Deeper fix, in the deploy script:

# Before
systemctl reload php8.3-fpm
# After
if ! systemctl reload php8.3-fpm; then
  echo "reload failed, falling back to restart"
  systemctl restart php8.3-fpm
fi
# And check it really is alive
if ! ss -lx | grep -q /var/run/php/php8.3-fpm.sock; then
  echo "PHP-FPM socket not listening after reload/restart"
  exit 1
fi

Two separate improvements. The first tries a reload, falls back to a restart if that fails. The second actually checks that the socket is listening. Without the second, I am trusting systemctl to tell me the truth about a restart, and as I just learned, it does not always.

What this changed for me

I added a new item to my post-deploy check (the one that verifies the commit SHA, DB reachable, etc.): the check now also fires ten concurrent requests to the app, from the deploy machine, and requires all ten to succeed. If even one returns 500, the deploy is considered failed.

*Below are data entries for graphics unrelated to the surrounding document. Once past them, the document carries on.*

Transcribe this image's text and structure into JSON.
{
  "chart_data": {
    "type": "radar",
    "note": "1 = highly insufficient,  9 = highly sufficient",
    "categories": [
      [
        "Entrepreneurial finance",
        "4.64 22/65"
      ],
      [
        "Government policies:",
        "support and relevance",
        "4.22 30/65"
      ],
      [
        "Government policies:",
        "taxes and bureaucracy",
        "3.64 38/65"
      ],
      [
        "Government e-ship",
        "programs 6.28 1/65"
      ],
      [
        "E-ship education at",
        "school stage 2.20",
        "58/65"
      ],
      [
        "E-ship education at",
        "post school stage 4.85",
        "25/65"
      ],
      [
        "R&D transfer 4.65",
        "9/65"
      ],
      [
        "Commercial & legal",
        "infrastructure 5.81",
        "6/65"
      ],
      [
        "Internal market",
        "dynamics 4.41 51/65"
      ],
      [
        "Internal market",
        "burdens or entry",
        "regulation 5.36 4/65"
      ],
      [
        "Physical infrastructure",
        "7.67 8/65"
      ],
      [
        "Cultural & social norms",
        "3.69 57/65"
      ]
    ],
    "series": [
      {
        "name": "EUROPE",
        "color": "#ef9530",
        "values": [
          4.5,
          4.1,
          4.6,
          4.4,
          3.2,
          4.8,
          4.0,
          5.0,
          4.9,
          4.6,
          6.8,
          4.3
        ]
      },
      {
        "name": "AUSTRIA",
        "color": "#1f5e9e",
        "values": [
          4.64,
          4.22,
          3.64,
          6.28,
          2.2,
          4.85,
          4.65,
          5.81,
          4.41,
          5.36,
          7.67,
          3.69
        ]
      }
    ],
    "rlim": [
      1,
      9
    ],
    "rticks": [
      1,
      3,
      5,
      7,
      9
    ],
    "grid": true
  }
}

Ten requests is not a load test. It is a smoke test that catches “99% of requests succeed but a worker pool is flapping.” A single-request smoke test would have missed my Thursday bug, because most single requests hit a working worker.

The lesson is not “check more things.” The lesson is that “it looks fine when I check it” is a different claim from “it is fine for everyone.” The deploy process should be making the second claim, not the first. Which means the check has to do enough to actually discover the difference.

I still think about the 90 seconds between “deploy complete” and the first user email. Nothing I did in that window would have changed the outcome. But I did close the laptop with a wrong belief, and I do not like that I had no tool to catch the wrong belief before it became someone else’s problem.